Note: you'll also note that in unit testing individual modules, I often mock out the actual I/O call that would've been made: whether it's network calls via the responses library, or filesystem access via the pyfakefs library. Being able to fake I/O calls not only reduce the I/O latency in tests, but they also allow me to set up bespoke network/filesystem responses for every test without having to setup a pre-canned response (e.g. as with the fixtures/ folder that I use for integration tests) that needs to be shared by every unit test.

In comparison, integration tests test the executables that actually coordinate and run the bits of logic, interfacing with the "real world" (i.e. I/O, external dependencies). This means that it can't really be tested in isolation, though we can feed it fixtures (different from mocks) to keep the test results consistent.
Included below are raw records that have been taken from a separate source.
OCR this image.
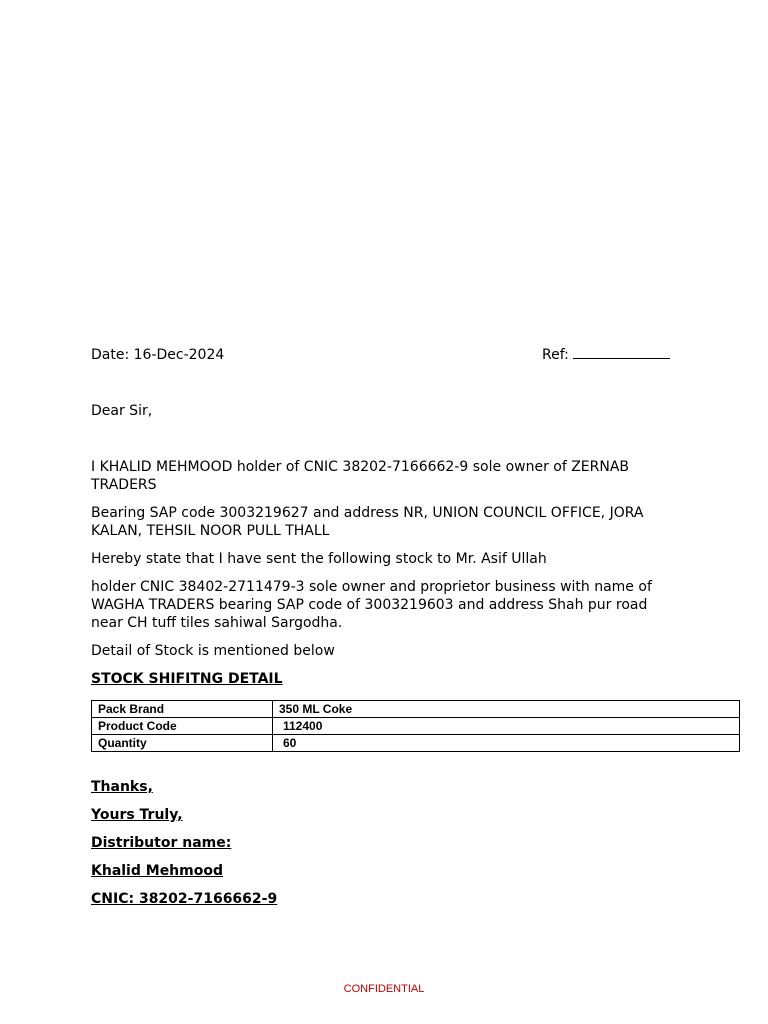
Date: 16-Dec-2024	Ref:
Dear Sir,

I KHALID MEHMOOD holder of CNIC 38202-7166662-9 sole owner of ZERNAB TRADERS

Bearing SAP code 3003219627 and address NR, UNION COUNCIL OFFICE, JORA KALAN, TEHSIL NOOR PULL THALL

Hereby state that I have sent the following stock to Mr. Asif Ullah

holder CNIC 38402-2711479-3 sole owner and proprietor business with name of WAGHA TRADERS bearing SAP code of 3003219603 and address Shah pur road near CH tuff tiles sahiwal Sargodha.

Detail of Stock is mentioned below

STOCK SHIFITNG DETAIL
Pack Brand	350 ML Coke
Product Code	112400
Quantity	60
Thanks,
Yours Truly,
Distributor name:
Khalid Mehmood
CNIC: 38202-7166662-9
CONFIDENTIAL
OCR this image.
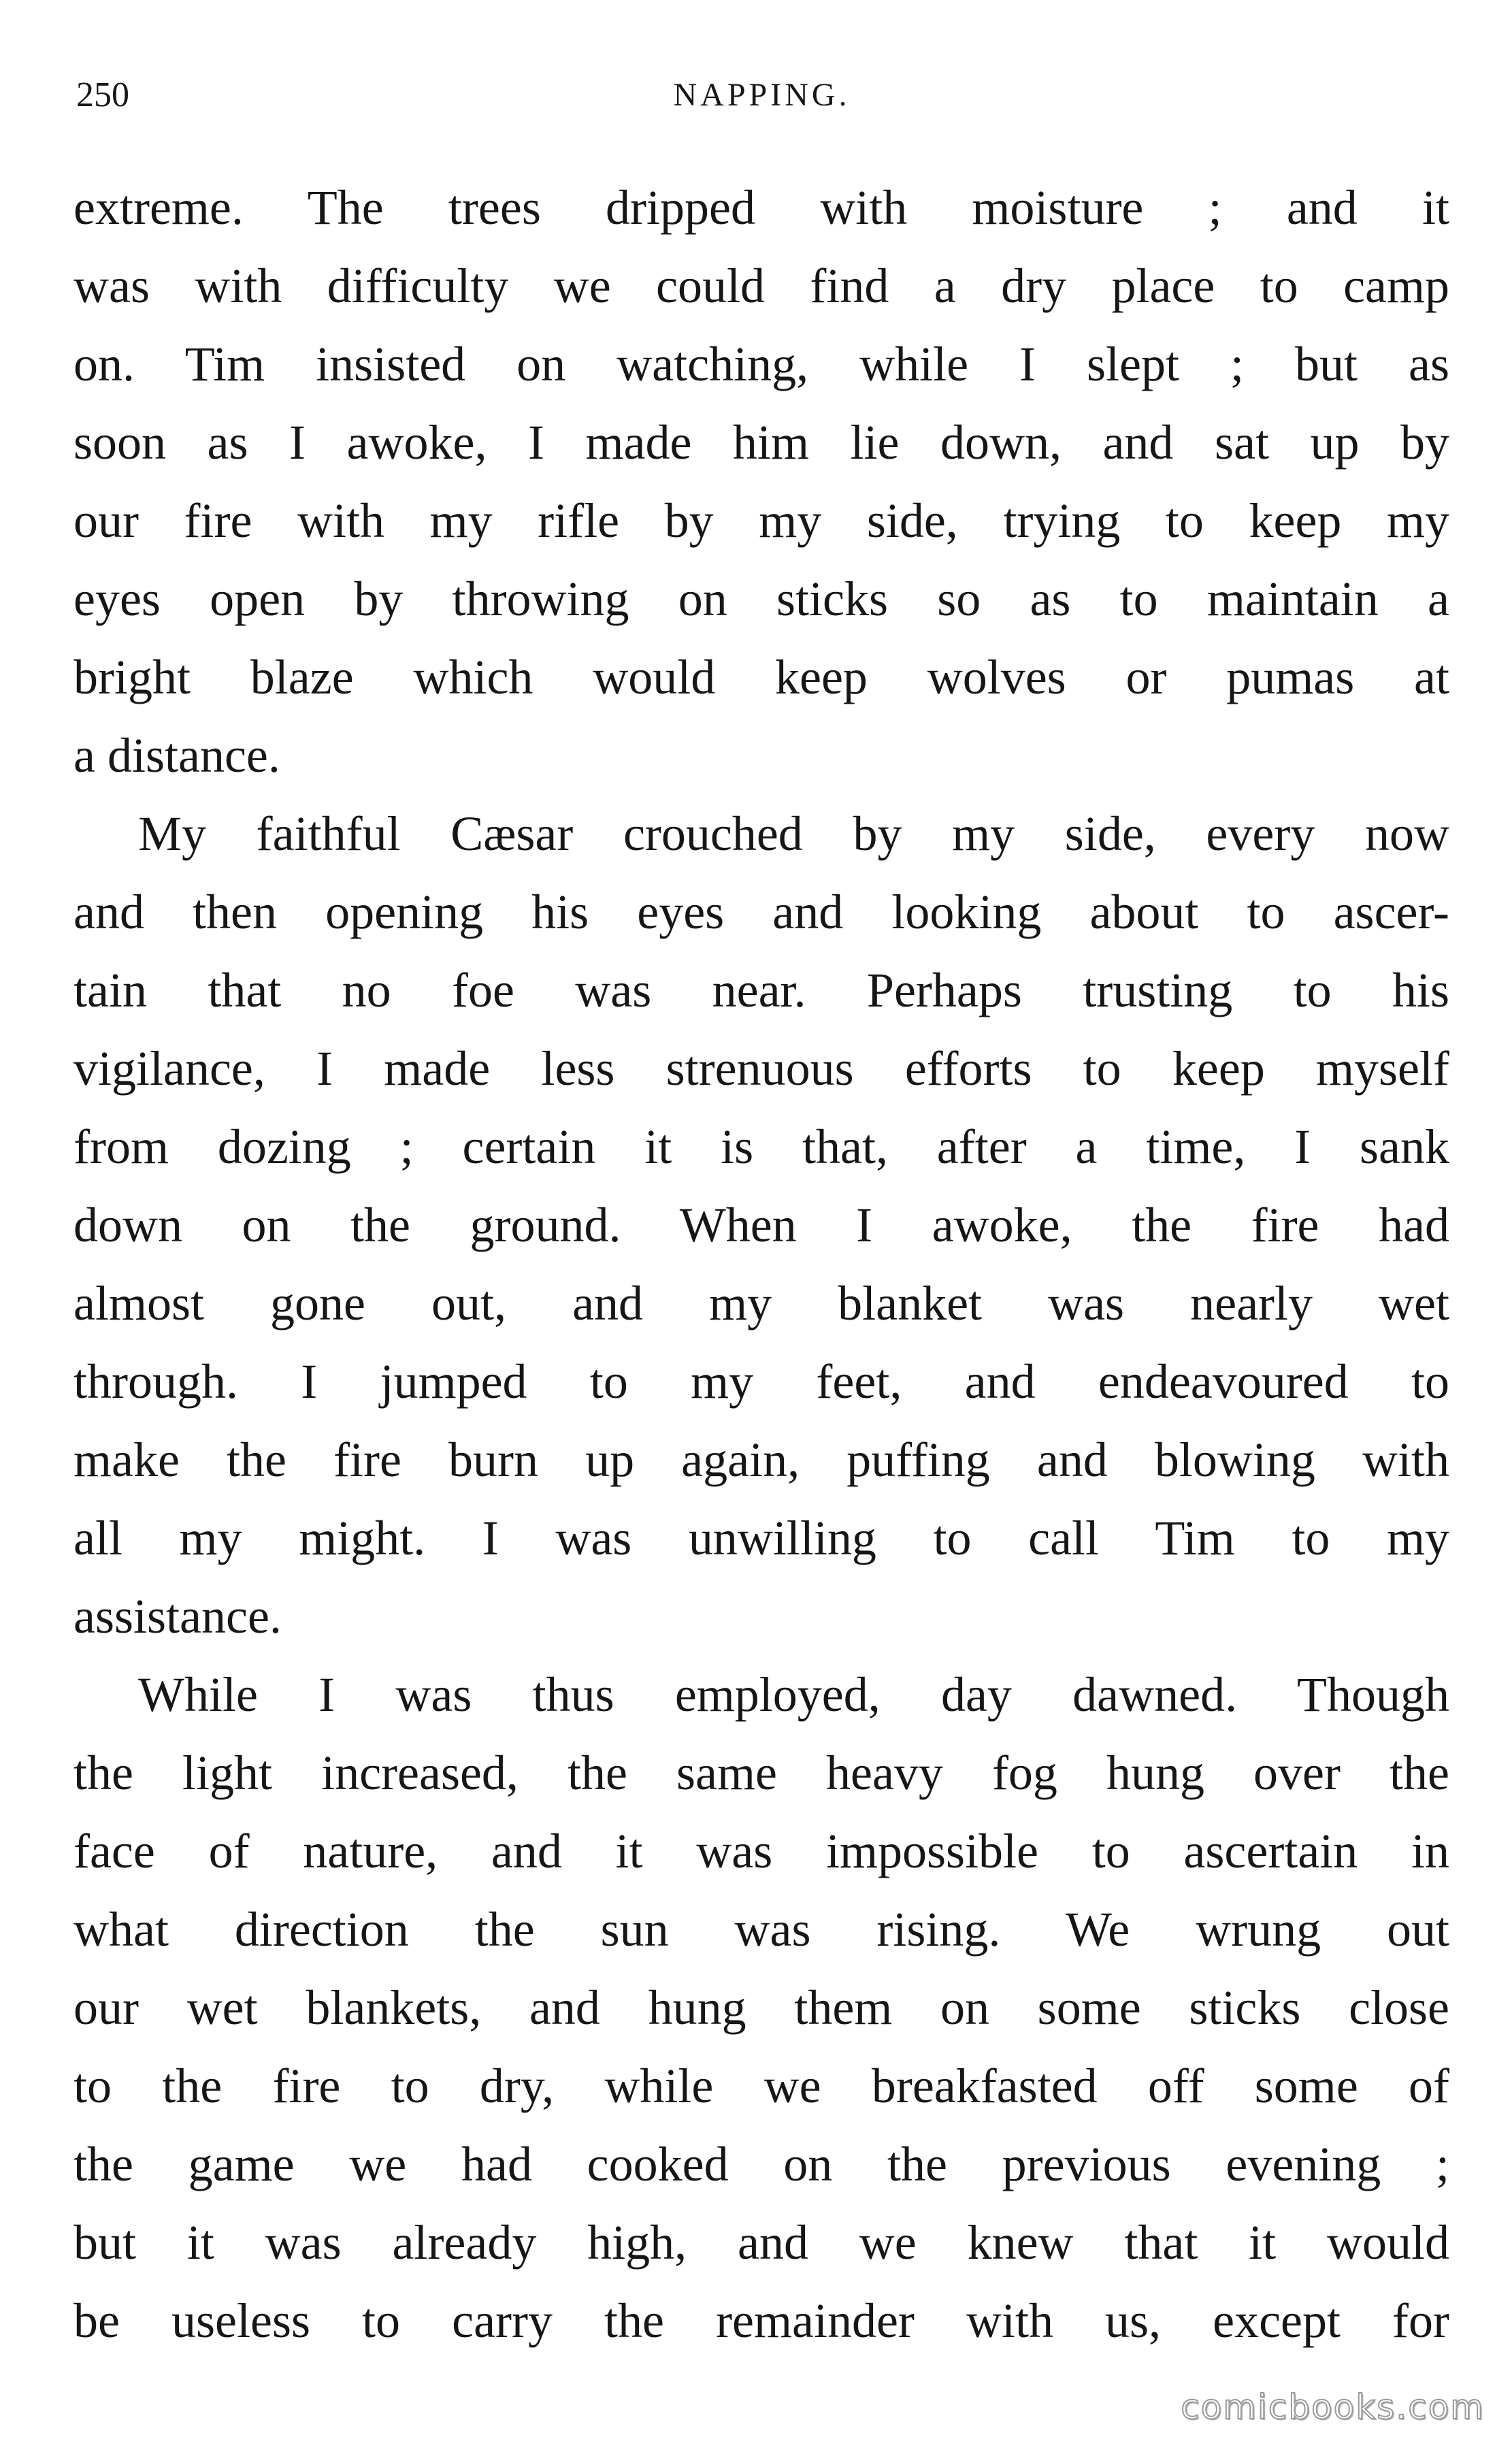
250	NAPPING.
extreme. The trees dripped with moisture ; and it
was with difficulty we could find a dry place to camp
on. Tim insisted on watching, while I slept ; but as
soon as I awoke, I made him lie down, and sat up by
our fire with my rifle by my side, trying to keep my
eyes open by throwing on sticks so as to maintain a
bright blaze which would keep wolves or pumas at
a distance.
My faithful Cæsar crouched by my side, every now
and then opening his eyes and looking about to ascer-
tain that no foe was near. Perhaps trusting to his
vigilance, I made less strenuous efforts to keep myself
from dozing ; certain it is that, after a time, I sank
down on the ground. When I awoke, the fire had
almost gone out, and my blanket was nearly wet
through. I jumped to my feet, and endeavoured to
make the fire burn up again, puffing and blowing with
all my might. I was unwilling to call Tim to my
assistance.
While I was thus employed, day dawned. Though
the light increased, the same heavy fog hung over the
face of nature, and it was impossible to ascertain in
what direction the sun was rising. We wrung out
our wet blankets, and hung them on some sticks close
to the fire to dry, while we breakfasted off some of
the game we had cooked on the previous evening ;
but it was already high, and we knew that it would
be useless to carry the remainder with us, except for
comicbooks.com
This fundamental difference between testing isolated bits of logic vs. "executables" is why it's so useful to separate testing them - because, by their very nature, the integration tests are more likely to fail (due to the I/O involved) and in general will take longer (again, due to the I/O).

To mark the tests, we rely on yet another "convention over configuration": any tests that don't have explicit markings will be marked as a unit test. Any test with integration in its test name (i.e. test_integration_*) will be marked as an integration test.

Debugging Tests

You can debug tests by running only one of them, or forcing pytest to let log/print statements through.

You can pass any options to the make test-* commands by setting the OPTIONS object. For example:

make test OPTIONS='-s' # to print output

Security

Scanning for Secrets

We use Gitleaks for securing this repo, and you'll need to make sure you have it installed locally for scanning secrets on commit. You can install it by running brew install gitleaks.

As for why Gitleaks... Trivy scanner doesn't match much of anything (see https://github.com/aquasecurity/trivy/blob/main/pkg/fanal/secret/builtin-rules.go), and while Trufflehog is awesome, it is not currently built out for "incremental" scans, such as scanning staged files.

If Trufflehog ever supports scanning one file at a time (or just integrates scanning staged files outright like gitleaks), I will drop gitleaks in a heartbeat. Until then, integrating gitleaks into pre-commit is the only "fast enough" way to do local, incremental scanning.

For CI, we do use the Trufflehog scanner because it scans all commits within a branch just fine.